Run this on Ceta Research Data Explorer with your API key.


Limitations

Survivorship bias: Delisted Hong Kong companies aren't included. Given the number of HK companies that were suspended or delisted between 2020 and 2024, this meaningfully overstates returns. The actual results from a live strategy would likely be worse.

Geopolitical risk isn't captured in backtests: The 2020–2023 Hong Kong regulatory environment was unprecedented. Backtests assume the future looks like the past. When political regimes shift, that assumption fails.

Currency: Returns are in HKD. The HKD peg to USD means currency risk is minimal for USD-based investors, but this also means the exchange doesn't benefit from currency appreciation that can lift returns in freely floating markets.

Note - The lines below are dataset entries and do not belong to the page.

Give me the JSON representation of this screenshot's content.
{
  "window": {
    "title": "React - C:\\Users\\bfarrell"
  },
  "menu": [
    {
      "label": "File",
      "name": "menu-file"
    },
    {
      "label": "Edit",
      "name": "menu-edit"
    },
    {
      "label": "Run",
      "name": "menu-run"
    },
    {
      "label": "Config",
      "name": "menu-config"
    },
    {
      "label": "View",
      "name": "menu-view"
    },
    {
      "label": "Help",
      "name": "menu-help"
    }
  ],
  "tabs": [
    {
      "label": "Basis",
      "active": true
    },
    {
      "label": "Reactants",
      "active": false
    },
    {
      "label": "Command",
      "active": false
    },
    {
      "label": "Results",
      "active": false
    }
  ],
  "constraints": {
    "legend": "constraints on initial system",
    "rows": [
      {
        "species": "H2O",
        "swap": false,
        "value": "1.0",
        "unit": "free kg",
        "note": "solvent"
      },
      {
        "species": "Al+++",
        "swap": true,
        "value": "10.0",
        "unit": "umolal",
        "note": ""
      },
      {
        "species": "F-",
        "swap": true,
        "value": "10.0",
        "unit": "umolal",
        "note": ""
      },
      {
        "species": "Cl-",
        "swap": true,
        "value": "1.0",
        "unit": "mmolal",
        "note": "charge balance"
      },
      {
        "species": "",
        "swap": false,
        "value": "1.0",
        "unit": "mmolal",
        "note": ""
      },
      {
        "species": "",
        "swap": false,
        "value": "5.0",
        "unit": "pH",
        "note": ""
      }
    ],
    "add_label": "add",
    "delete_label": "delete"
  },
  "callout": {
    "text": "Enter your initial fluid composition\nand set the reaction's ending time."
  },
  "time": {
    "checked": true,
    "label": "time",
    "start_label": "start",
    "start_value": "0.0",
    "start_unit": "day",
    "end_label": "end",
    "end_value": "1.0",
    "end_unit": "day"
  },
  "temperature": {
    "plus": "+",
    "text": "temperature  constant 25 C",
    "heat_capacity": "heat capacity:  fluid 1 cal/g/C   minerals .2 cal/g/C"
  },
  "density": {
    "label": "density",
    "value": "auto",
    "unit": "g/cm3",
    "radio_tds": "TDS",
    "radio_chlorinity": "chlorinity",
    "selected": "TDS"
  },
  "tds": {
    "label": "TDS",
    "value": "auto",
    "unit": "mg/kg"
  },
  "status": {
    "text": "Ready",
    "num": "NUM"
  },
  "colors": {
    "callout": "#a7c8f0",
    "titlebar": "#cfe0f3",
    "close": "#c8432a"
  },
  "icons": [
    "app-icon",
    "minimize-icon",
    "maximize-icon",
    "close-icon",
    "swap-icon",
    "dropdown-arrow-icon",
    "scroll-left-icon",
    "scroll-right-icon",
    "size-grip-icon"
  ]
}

Market cap filter: We used HKD 500M (~USD 64M) as the minimum. This is a reasonable threshold for liquidity, but it excludes a significant portion of HKSE-listed names that are smaller Chinese companies with genuinely different risk profiles.

Forward-looking note: The 2024 recovery (+32.90%) is real. Some investors believe Chinese regulatory headwinds have peaked and valuations are genuinely cheap. This backtest doesn't predict what happens next. It documents what happened across 24 years.


Data: Ceta Research (FMP financial data warehouse), 2002–2025. Full methodology: backtests/METHODOLOGY.md. Backtest code: backtests/52-week-low/.